I met you in the fall, when the thick autumn leaves gently fell off of the branches of a maple tree. I never once realized how much you'd mean to me.

Truth be told, I don't deserve you and your kind ways. In fact, it's almost strange how you'd stay at the side of someone as heartless as I.

Yet, there you were.

You were there during all the bad days I had, all of the days that I had thought of ending it all, but you stood by me, never once complaining about my childish actions.

And what did I do for you? Nothing. I was selfish and didn't try to find out what was happening in your life. I was never there to hold your hand when your day went wrong, or when your parents would yell at you for ridiculous reasons. I was never there.

So when the rumors began about us dating, I shot them down. I would never be caught dead having feelings for you, I'd tell myself. We're nothing more than friends, I'd say.

But now I see my mistakes. I rejected you in one of the cruelest ways possible, in front of multiple people. Yet you forgave me. You forgave someone that wasn't capable of your affections. You forgave me.

Now these last couple of months, I've grown more than fond of you. You're more than just my friend. I love you, but I've never let these words escape my lips for fear that you'd reject me just as I did you. I want to hold your hand, to cherish you properly, to show you that there is more to me than just the girl with a mouth too big.

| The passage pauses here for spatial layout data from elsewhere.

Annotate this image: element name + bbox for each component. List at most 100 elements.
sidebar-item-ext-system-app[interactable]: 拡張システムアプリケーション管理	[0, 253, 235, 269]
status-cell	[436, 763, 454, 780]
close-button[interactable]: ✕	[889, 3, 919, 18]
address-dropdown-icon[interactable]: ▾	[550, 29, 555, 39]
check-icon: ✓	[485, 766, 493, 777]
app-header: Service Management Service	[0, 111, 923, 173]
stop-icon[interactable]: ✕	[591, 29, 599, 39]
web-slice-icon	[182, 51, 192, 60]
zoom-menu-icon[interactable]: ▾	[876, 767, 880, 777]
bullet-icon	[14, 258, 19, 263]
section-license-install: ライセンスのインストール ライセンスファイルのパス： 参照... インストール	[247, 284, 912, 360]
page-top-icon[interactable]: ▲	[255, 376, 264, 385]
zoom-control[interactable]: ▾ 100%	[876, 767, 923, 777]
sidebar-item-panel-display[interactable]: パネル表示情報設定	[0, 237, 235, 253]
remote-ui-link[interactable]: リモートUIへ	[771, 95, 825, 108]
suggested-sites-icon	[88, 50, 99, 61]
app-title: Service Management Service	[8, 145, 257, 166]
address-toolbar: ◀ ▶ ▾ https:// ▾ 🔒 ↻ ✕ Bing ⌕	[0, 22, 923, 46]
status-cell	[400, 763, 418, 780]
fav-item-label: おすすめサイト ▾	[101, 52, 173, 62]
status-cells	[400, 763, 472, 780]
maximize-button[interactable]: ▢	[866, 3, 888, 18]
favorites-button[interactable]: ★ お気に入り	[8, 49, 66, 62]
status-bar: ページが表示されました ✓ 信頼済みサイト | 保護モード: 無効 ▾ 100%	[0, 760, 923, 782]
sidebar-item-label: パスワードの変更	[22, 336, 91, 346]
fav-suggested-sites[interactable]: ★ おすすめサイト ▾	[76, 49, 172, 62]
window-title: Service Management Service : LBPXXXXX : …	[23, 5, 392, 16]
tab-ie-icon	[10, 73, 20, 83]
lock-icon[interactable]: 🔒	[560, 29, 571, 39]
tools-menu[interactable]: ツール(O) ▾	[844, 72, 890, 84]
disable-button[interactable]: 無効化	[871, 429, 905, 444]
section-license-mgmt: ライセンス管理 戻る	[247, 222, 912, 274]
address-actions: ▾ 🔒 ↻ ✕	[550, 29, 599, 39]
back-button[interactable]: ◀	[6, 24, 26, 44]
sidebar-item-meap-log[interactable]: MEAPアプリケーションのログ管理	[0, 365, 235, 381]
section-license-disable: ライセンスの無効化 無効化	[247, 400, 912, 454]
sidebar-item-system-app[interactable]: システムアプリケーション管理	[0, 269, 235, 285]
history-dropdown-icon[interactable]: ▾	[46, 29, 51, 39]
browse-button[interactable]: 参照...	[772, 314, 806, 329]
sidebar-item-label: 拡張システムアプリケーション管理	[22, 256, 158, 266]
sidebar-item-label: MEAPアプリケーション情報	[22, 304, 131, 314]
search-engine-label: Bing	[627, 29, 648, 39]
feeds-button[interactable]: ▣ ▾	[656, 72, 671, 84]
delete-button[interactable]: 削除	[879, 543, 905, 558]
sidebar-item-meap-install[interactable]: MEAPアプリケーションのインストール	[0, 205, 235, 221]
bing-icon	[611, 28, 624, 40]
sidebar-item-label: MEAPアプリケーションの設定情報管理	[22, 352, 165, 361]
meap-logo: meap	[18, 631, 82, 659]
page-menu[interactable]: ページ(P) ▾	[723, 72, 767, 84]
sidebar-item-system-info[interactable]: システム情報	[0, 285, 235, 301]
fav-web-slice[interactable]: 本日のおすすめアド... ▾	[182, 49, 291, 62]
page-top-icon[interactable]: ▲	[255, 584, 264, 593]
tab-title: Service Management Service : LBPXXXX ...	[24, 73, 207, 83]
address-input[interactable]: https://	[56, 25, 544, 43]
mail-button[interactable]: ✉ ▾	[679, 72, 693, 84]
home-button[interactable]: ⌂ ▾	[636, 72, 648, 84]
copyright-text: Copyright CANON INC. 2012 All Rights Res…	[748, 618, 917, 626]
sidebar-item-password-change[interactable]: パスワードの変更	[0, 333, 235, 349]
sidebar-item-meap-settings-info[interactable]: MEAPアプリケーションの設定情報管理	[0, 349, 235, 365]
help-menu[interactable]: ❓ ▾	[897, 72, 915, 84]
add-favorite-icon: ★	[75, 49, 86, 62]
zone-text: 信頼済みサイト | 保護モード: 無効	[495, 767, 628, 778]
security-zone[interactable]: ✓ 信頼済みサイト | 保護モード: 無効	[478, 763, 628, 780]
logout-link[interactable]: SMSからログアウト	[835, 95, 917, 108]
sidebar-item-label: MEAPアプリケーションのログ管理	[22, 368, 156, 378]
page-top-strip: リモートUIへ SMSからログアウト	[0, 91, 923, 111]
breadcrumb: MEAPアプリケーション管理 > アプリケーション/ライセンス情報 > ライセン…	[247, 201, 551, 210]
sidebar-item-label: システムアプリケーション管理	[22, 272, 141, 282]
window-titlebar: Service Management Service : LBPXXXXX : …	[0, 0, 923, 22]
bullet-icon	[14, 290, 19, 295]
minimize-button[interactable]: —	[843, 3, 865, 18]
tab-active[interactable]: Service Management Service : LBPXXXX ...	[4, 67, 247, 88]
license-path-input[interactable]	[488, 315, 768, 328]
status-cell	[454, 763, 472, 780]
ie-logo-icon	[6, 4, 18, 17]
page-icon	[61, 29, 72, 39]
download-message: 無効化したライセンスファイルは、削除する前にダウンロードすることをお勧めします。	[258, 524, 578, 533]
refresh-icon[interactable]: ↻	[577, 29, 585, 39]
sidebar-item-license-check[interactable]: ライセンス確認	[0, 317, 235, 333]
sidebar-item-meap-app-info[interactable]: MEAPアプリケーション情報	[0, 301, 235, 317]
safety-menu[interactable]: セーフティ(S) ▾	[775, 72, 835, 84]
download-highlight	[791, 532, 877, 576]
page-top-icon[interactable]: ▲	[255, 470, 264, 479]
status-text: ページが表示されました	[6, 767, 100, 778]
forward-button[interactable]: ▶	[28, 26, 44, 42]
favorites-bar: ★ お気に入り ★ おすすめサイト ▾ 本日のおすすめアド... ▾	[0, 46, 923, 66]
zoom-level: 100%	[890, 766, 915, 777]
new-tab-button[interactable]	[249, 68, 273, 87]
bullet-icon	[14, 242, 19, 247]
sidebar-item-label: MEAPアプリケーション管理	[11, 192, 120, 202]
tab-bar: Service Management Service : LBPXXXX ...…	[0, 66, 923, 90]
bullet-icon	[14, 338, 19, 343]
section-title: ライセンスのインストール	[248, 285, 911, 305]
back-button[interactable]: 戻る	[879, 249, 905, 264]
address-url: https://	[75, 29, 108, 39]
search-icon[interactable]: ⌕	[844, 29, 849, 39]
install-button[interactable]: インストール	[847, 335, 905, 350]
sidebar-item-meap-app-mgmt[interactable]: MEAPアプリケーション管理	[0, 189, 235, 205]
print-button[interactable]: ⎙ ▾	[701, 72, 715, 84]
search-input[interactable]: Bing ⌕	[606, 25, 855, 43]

But, it's too late now... Our days are counted, and you leave this summer, and it'll be someone else's turn to love you. These days that I've spent with you are ones that I would have much rather have spent as your partner, and not as the girl who wasn't able to reciprocate your feelings. And I can't help but to think to myself, all of the missed opportunities that I could have felt the warmth of your lips against mine.

So when tomorrow comes and I take a look at your face, the waves of regret will not fail to drag me away from shore and into their waters. When I see your smile, my heart will hurt once more, because it knows damn well that I'd rather lose myself than lose you.

When tomorrow comes, I will swallow my pride and stand by you for all of the times that I didn't. I will hold your hand, and I will love you until I can no longer remember my own name. Even if you've moved on to someone else, you will forever have a place in my heart.

I love you, but I'm too much of a coward to ever let you know.